Jonnie Peacock, right, wins the T44 100m at the World Para Athletics Championships. Photograph: Paul Harding/PA
Jonnie Peacock, right, wins the T44 100m at the World Para Athletics Championships. Photograph: Paul Harding/PA

Jonnie Peacock strikes London gold again in T44 100m final

This article is more than 6 years old
Aled Davies stays on course for double after T42 discus gold
Maria Lyle adds bronze to one from Rio in T35 200m

Almost five years after bursting into the public consciousness with a stunning victory at the 2012 Paralympic Games, Jonnie Peacock returned to the London Stadium to strike gold again in the T44 100m at the World Para Athletics Championships.

Peacock, who was just 19 when he became one of the faces of the 2012 Paralympic and Olympic summer by winning gold in the blue riband event, had to work hard to hold off the challenge of the USA’s Jarryd Wallace and South Africa’s Johannes Floors but there was still fresh air between the winner and his rivals as he crossed the line.

The 24-year-old could be seen mouthing “Wow” as the roar went up around the stadium when his name was announced in the heats – “It was absolutely phenomenal,” said Peacock of the atmosphere – but as he stormed over the line in a personal best 10.64sec, smiling for the cameras to the right of the track from 30 metres out, it was those in the stands who were left open-mouthed in admiration.

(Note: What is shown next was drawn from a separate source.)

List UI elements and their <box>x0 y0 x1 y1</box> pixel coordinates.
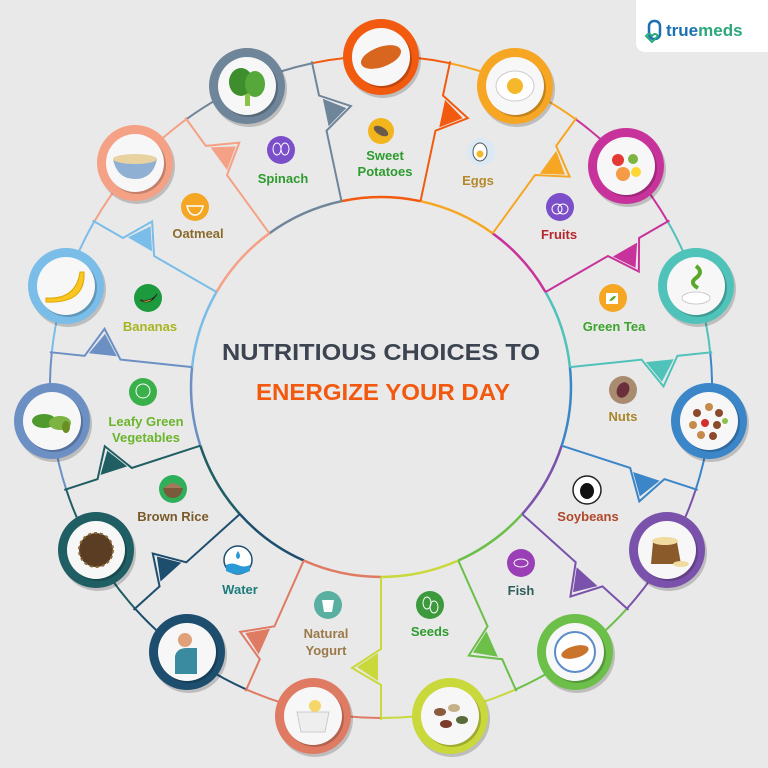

The time was just three-hundredths of a second outside the world record.

A challenge to Richard Browne’s mark of 10.61sec seemed on the cards in the final, and though that did not materialise Peacock, who had his right leg amputated below the knee after contracting meningitis at the age of five, still did more than enough to take his second world championship gold.

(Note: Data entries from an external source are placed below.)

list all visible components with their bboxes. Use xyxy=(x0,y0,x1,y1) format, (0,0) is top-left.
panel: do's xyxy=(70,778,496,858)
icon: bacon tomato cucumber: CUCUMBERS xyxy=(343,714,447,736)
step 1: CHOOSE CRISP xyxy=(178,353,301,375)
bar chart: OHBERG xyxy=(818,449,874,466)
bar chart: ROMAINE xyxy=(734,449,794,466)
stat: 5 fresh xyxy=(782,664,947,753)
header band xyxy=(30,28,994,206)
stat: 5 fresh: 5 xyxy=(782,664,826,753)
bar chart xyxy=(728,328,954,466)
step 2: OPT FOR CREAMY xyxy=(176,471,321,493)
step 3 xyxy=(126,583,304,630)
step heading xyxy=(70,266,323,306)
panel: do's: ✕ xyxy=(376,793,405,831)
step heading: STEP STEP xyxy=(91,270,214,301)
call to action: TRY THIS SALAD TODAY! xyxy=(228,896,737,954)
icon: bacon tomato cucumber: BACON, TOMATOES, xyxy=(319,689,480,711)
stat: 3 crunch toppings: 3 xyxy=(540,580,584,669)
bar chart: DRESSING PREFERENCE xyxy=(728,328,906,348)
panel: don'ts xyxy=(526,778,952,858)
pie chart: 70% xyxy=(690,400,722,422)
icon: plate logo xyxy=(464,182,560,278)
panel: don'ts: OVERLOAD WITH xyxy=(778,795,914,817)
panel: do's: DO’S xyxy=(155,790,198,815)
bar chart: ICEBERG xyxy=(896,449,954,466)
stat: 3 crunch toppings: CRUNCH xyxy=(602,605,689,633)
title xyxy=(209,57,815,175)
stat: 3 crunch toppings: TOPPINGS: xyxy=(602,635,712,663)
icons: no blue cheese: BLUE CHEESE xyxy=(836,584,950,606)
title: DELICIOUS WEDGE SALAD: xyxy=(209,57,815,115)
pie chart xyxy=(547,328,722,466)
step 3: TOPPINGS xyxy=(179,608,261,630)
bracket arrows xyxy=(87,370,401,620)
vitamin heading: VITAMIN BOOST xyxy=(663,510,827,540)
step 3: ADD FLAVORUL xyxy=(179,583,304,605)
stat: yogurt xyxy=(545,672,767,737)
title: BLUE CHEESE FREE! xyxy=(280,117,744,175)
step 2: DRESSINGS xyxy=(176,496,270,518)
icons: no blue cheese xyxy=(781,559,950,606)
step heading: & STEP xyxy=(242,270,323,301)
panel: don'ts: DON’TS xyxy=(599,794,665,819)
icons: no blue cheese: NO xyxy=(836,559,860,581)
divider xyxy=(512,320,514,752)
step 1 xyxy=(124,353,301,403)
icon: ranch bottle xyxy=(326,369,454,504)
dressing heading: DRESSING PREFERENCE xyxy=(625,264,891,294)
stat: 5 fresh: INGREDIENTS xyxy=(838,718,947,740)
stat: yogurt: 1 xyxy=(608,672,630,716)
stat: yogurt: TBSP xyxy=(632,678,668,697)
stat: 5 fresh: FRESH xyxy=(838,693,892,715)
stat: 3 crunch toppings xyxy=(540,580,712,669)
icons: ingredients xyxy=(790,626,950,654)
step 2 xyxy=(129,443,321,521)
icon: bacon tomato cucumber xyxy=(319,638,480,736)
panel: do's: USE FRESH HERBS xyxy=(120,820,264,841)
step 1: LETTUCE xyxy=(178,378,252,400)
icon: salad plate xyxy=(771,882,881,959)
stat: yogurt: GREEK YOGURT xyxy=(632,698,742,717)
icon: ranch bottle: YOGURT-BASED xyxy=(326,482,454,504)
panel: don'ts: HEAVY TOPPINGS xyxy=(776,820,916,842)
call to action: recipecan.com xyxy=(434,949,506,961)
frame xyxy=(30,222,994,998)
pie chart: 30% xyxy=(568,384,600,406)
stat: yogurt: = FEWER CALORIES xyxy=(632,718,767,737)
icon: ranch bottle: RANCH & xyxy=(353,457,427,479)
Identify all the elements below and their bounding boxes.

“I was feeling some serious cramp in the warm up, my hamstring gripped so much, that was why I was stretching‚” said Peacock, who recovered from a sluggish start to come home in 10.75sec. “I was just thankful that I finished the race. When it comes to the final it’s not about the times.

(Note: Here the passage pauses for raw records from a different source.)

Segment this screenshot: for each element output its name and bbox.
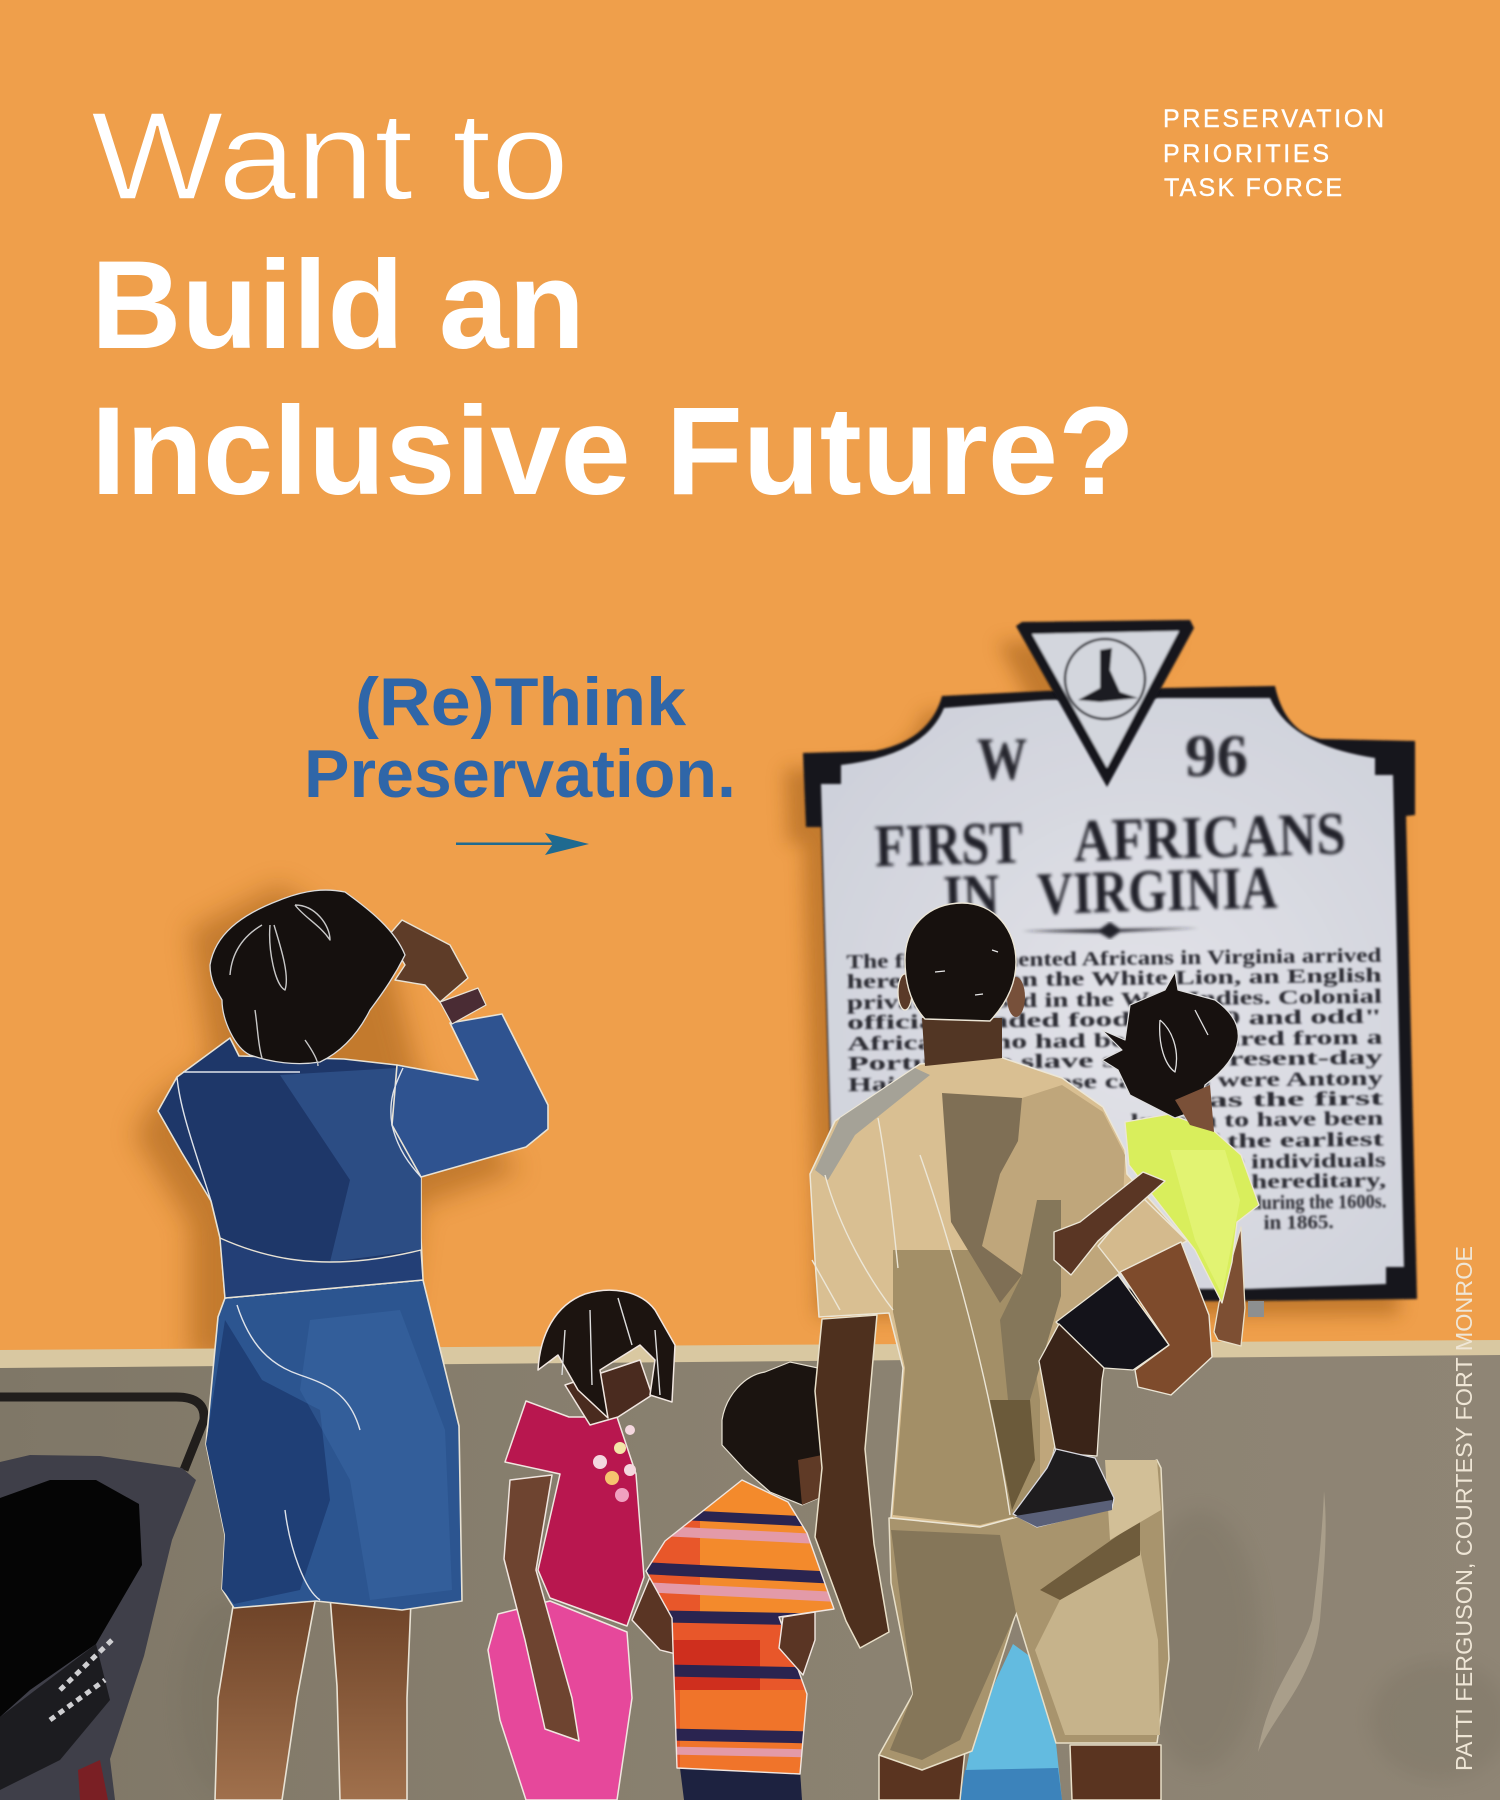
sign body text: Haiti. Among these captives were Antony (848, 1068, 1383, 1096)
toddler hair (1102, 972, 1238, 1118)
sign heading: FIRST (874, 809, 1024, 880)
woman in denim dress (158, 890, 548, 1800)
man shirt lower tone (893, 1250, 1040, 1525)
sign heading (874, 800, 1348, 932)
toddler leg (1039, 1324, 1104, 1456)
sign body text: Portuguese slave ship in present-day (848, 1047, 1383, 1075)
stroller (0, 1397, 204, 1800)
woman sleeve (392, 1014, 548, 1177)
concrete wall (0, 1340, 1500, 1800)
organization label (1163, 105, 1384, 202)
stroller shaded interior (0, 1480, 142, 1717)
woman hair (210, 890, 405, 1064)
man and toddler (810, 903, 1259, 1800)
woman skirt folds (206, 1320, 330, 1604)
man shirt seams (812, 1118, 1010, 1515)
woman belt (220, 1238, 423, 1298)
sign body text: Africans who had been captured from a (847, 1027, 1383, 1055)
boy pants (680, 1768, 802, 1800)
man left arm (815, 1315, 889, 1648)
man neck (922, 1018, 1002, 1066)
man shorts light panel (1035, 1550, 1160, 1735)
photo credit: PATTI FERGUSON, COURTESY FORT MONROE (1451, 1246, 1477, 1771)
arrow (456, 833, 589, 855)
boy in striped shirt (632, 1362, 840, 1800)
sign heading: IN (942, 862, 1000, 930)
man shorts (879, 1460, 1169, 1770)
woman hand and watch (388, 920, 468, 1002)
boy right arm (779, 1612, 815, 1675)
sign heading: AFRICANS (1073, 800, 1347, 874)
sign heading: VIRGINIA (1036, 854, 1278, 927)
sign body text: known to have been (1130, 1108, 1384, 1133)
sign body text: the individuals (1206, 1150, 1386, 1174)
toddler shoe (1013, 1449, 1114, 1527)
title: Inclusive Future? (91, 382, 1135, 521)
man shirt shadows (942, 1093, 1022, 1303)
tagline: Preservation. (304, 736, 736, 812)
sign number: W (977, 726, 1027, 792)
wall crack (1258, 1491, 1326, 1752)
title: Want to (91, 87, 569, 226)
man shirt right mid tone (960, 1085, 1125, 1518)
blue-clothed child behind man (960, 1644, 1062, 1800)
title (91, 87, 1135, 521)
wall ledge (0, 1340, 1500, 1368)
girl arm (504, 1475, 579, 1741)
girl face (565, 1360, 652, 1425)
sign body text (846, 945, 1387, 1239)
sign body text: privateer based in the West Indies. Colonial (847, 986, 1383, 1014)
sign triangle emblem (1016, 620, 1194, 787)
historic marker sign (803, 620, 1417, 1317)
girl hair (538, 1290, 675, 1418)
man right forearm (1120, 1242, 1212, 1395)
sign body text: during the 1600s. (1251, 1191, 1387, 1214)
girl pants (488, 1601, 632, 1800)
stroller handle (0, 1397, 204, 1470)
toddler shirt (1125, 1114, 1259, 1303)
toddler shorts (1056, 1275, 1169, 1370)
sign body (803, 686, 1417, 1301)
sign number (977, 723, 1248, 792)
cast shadows on the orange wall (135, 640, 1399, 1360)
title: Build an (91, 236, 585, 375)
woman legs (215, 1596, 411, 1800)
tagline (304, 664, 736, 812)
sign body text: The first documented Africans in Virginia arrived (846, 945, 1382, 973)
man legs (879, 1745, 1161, 1800)
sign divider (1022, 922, 1199, 939)
tagline: (Re)Think (355, 664, 686, 740)
man t-shirt (810, 1057, 1187, 1527)
sign body text: here in 1619 on the White Lion, an English (847, 965, 1382, 993)
boy left arm (632, 1565, 684, 1656)
sign number: 96 (1185, 723, 1248, 789)
wall mottling (180, 1510, 1500, 1800)
man head hair (905, 903, 1016, 1021)
sign body text: in 1865. (1264, 1211, 1334, 1234)
toddler right arm (1214, 1227, 1245, 1346)
stroller lower detail (0, 1644, 110, 1790)
toddler arm over shoulder (1054, 1172, 1165, 1275)
organization label: TASK FORCE (1164, 174, 1342, 202)
woman dress seams (177, 1068, 421, 1600)
sign body text: was the first (1180, 1088, 1384, 1112)
man right sleeve over child (1098, 1195, 1187, 1274)
organization label: PRESERVATION (1163, 105, 1384, 133)
girl in pink (488, 1290, 675, 1800)
organization label: PRIORITIES (1163, 140, 1329, 168)
toddler neck (1175, 1085, 1214, 1132)
girl shirt (505, 1401, 644, 1626)
woman dress skirt (206, 1280, 462, 1610)
man ears (898, 974, 912, 1010)
sign body text: officials traded food for "20 and odd" (847, 1006, 1382, 1034)
sign body text: hereditary, (1251, 1170, 1386, 1193)
stroller canopy (0, 1455, 196, 1800)
girl shirt floral print (593, 1425, 636, 1502)
sign body text: of the earliest (1191, 1129, 1384, 1153)
woman dress bodice (158, 1038, 423, 1298)
boy head (722, 1362, 826, 1505)
man shorts left shading (890, 1530, 1016, 1760)
sign post (1248, 1301, 1264, 1317)
boy striped shirt (646, 1480, 833, 1774)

“I definitely could have gone faster. I am always going to look back and think I could have done it, if I had held up better I could have done it. But at the end of the day, I came here for the world title and I’m thankful that I finished the race in one piece.”

Peacock’s gold was Great Britain’s eighth in the first three days of the championship, a tally that sees the team top of the medals table ahead of the USA. In the morning session, Aled Davies had added No7, successfully completing the first half of what he hopes will be a third successive world championship double with gold in the men’s F42 discus.

The 26-year-old Welshman, who won discus and shot put gold at the world championships in 2013 and 2015, will hope to complete the set in the shot next Saturday.

While Davies’ consistency over the years is hugely impressive, he has a fair way to go to match that of Dan Greaves. The 34-year-old F44 discus thrower won his first Paralympic medal, a silver, as a 17-year-old in Sydney in 2000 and went on to equal Tanni Grey-Thompson’s achievement of winning medals in five successive Paralympics.

Greaves immediately set his sights on these championships after a bronze in Rio, his last Games, but the Great Britain co-captain fell agonisingly short of adding to his four world championship medals, with Croatia’s Ivan Katanusic edging him out of the medals by just 32cm.

“I’m feeling very heartbroken; it wasn’t the performance I know I am capable of,” said Greaves, who also was also fourth in the world championships in Doha two years ago.

“I have got to go away and think about this performance because you can’t get emotionally wrapped up in it. I don’t want to bow out on that performance and this feeling.”

Earlier in the evening the Scottish sprinter Maria Lyle added a bronze to the one she won in Rio in the women’s T35 200m. At 17, Lyle is something of a veteran in the event – the Australian gold medal winner, Isis Holt, has just turned 16, while only one athlete in the seven-woman field was older than 19.